Das Bistum Münster bereitet sich auf die Ernennung eines neuen Bischofs vor, nachdem Felix Genn im März 2021 zurückgetreten ist. Seitdem leitet Antonius Hamers die Diözese kommissarisch und wird dies auch tun, bis ein Nachfolger bestimmt ist. Das Auswahlverfahren kommt nun voran: Papst Franziskus wird in Kürze drei Kandidaten für das Amt vorschlagen.

Felix Genn trat am 9. März 2021 offiziell als Bischof von Münster zurück. Seither führt Antonius Hamers die Geschäfte als Diözesanadministrator. Hamers betont, ein guter Bischof müsse vor allem Brückenbauer sein und die verschiedenen Gruppen innerhalb der Kirche zusammenführen.

Der neue Bischof wird aus einer Dreierliste ausgewählt, die Papst Franziskus übermittelt. Diese sogenannte Terna wird voraussichtlich Kandidaten umfassen, die enge Verbindungen zum Vatikan haben, reformorientiert sind und Erfahrung in Vermittlung mitbringen. Ein möglicher Kandidat ist Franz-Josef Overbeck, ehemaliger Weihbischof in Münster, der auch über Erfahrung in Rom verfügt.

Das Domkapitel wählt anschließend aus der päpstlichen Liste den neuen Bischof aus.
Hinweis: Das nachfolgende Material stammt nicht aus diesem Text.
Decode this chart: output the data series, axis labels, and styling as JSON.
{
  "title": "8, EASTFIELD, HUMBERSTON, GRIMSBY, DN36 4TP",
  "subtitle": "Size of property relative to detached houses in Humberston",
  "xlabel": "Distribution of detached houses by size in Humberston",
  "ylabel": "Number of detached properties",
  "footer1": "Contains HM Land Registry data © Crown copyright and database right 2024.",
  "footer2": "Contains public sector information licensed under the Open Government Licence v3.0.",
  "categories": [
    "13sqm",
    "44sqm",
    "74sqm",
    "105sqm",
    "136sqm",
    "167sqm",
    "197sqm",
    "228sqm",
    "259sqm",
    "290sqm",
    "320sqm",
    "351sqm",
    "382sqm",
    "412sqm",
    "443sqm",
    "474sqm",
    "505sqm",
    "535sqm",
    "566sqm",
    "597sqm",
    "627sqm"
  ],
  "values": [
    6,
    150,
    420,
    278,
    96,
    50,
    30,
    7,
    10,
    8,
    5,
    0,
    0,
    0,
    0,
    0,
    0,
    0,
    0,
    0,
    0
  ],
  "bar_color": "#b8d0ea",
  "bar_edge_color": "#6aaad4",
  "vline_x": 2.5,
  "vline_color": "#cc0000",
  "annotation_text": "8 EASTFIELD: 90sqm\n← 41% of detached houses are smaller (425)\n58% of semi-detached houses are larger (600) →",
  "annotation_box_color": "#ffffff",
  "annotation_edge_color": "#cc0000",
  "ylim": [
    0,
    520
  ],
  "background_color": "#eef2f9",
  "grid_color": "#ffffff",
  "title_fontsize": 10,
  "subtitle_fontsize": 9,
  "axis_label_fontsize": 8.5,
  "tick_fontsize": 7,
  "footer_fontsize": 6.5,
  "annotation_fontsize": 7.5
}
Nimmt der Gewählte die Berufung an, wird er das größte Bistum Deutschlands nach Mitgliederzahl leiten. Die Ernennung wird vor Ostern erwartet, die feierliche Amtseinführung ist für den Sommer geplant.

Reformbewegungen wie Maria 2.0 fordern, dass der neue Bischof sich für mehr Frauenrechte und sichtbare Veränderungen einsetzt. Gleichzeitig mahnt Ulrike Overkamp, die die Unabhängige Kommission zur Aufarbeitung sexuellen Missbrauchs begleitet, die Kirche solle einen einfacheren und direkteren Umgang mit den Opfern finden.

Der künftige Bischof übernimmt eine Diözese, die vor großen Herausforderungen steht: Reformen und Erneuerung sind gefragt. Seine Führung wird entscheidend dafür sein, wie Münster auf Forderungen nach mehr Transparenz, Frauenrechten und Unterstützung für Missbrauchsopfer reagiert. Die endgültige Entscheidung wird in den kommenden Wochen erwartet, die Amtseinführung soll später im Jahr stattfinden.